The decision pits civil-rights groups against business interests. Civil-rights advocates say class-action suits are the best way to make business stop discriminatory practices. Business groups, on the other hand, argue that class action puts pressure on companies to settle, regardless of the veracity of the charges, so that they can avoid the cost of litigation and size of the payout.
But the case could also end up pitting both of the court’s new Democratic nominees against each other. In the briefs for Wal-Mart Stores v. Dukes, Wal-Mart twice cited an influential law-review note that Justice Elena Kagan wrote as a student at Harvard on class certification in employment-discrimination suits. Whereas the plaintiffs noted that Justice Sonia Sotomayor had voted to certify an even larger class action, where Wal-Mart was a plaintiff, in an antitrust case involving 8 million merchants when she was a judge in New York.

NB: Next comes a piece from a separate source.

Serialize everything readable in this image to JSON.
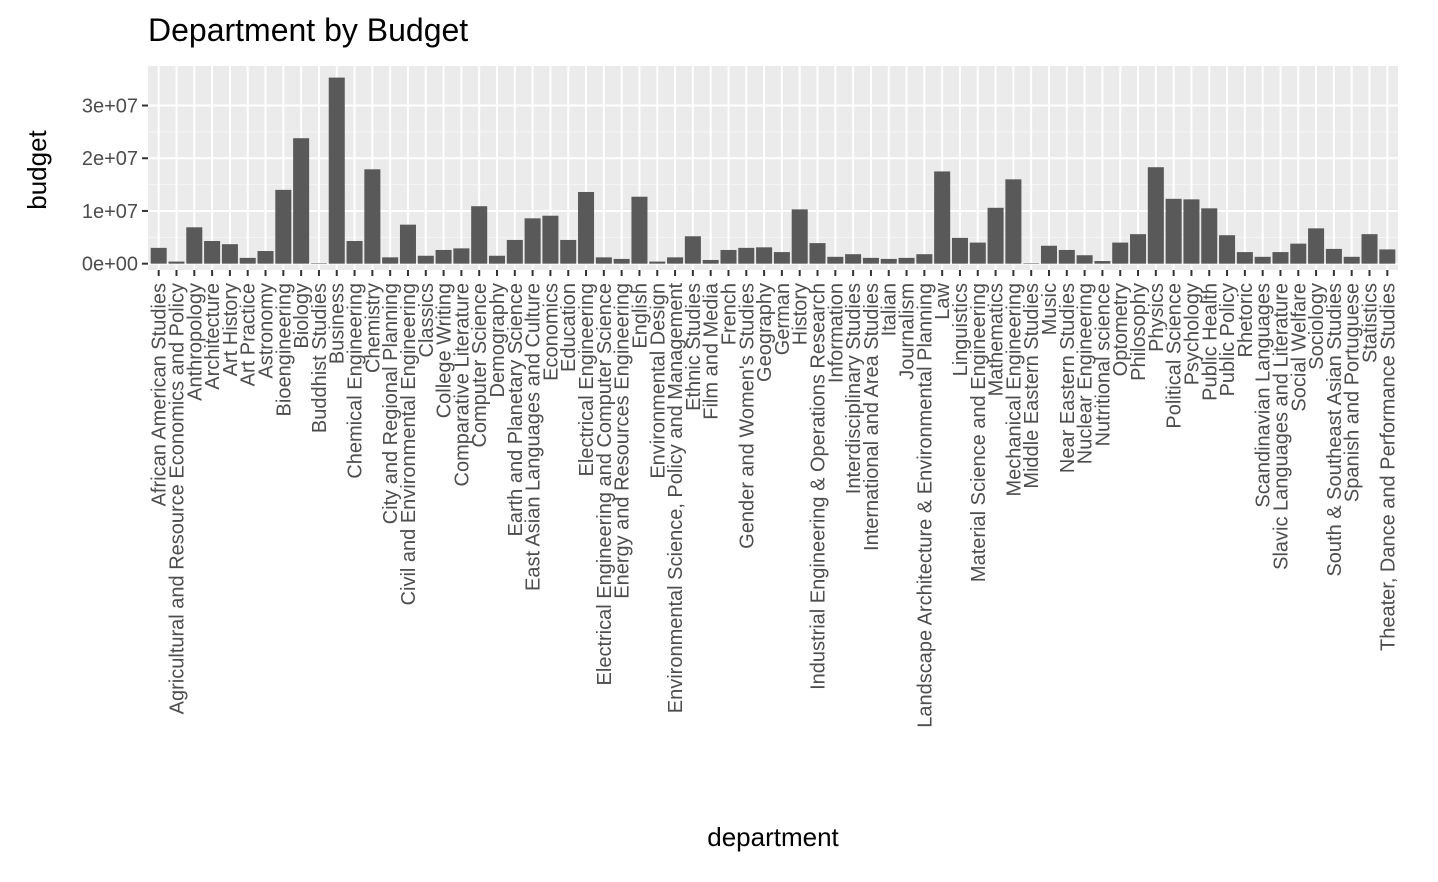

In their brief asking the Supreme Court to deny reviewing Wal-Mart’s appeal, the plaintiffs said Wal-Mart’s real objection to class action came down to the size of the class. “The class is large,” they argued, “because Wal-Mart is the nation’s largest employer and manages its operations and employment practices in a highly uniform and centralized manner.” Wal-Mart countered that plaintiffs in 3,400 stores under 170 job classifications do not have enough in common to make class action appropriate, which some call a stalling technique since they’re no longer contesting guilt. Hmmm, isn’t that sort of like saying you can’t charge us with mass theft because we robbed too many different people?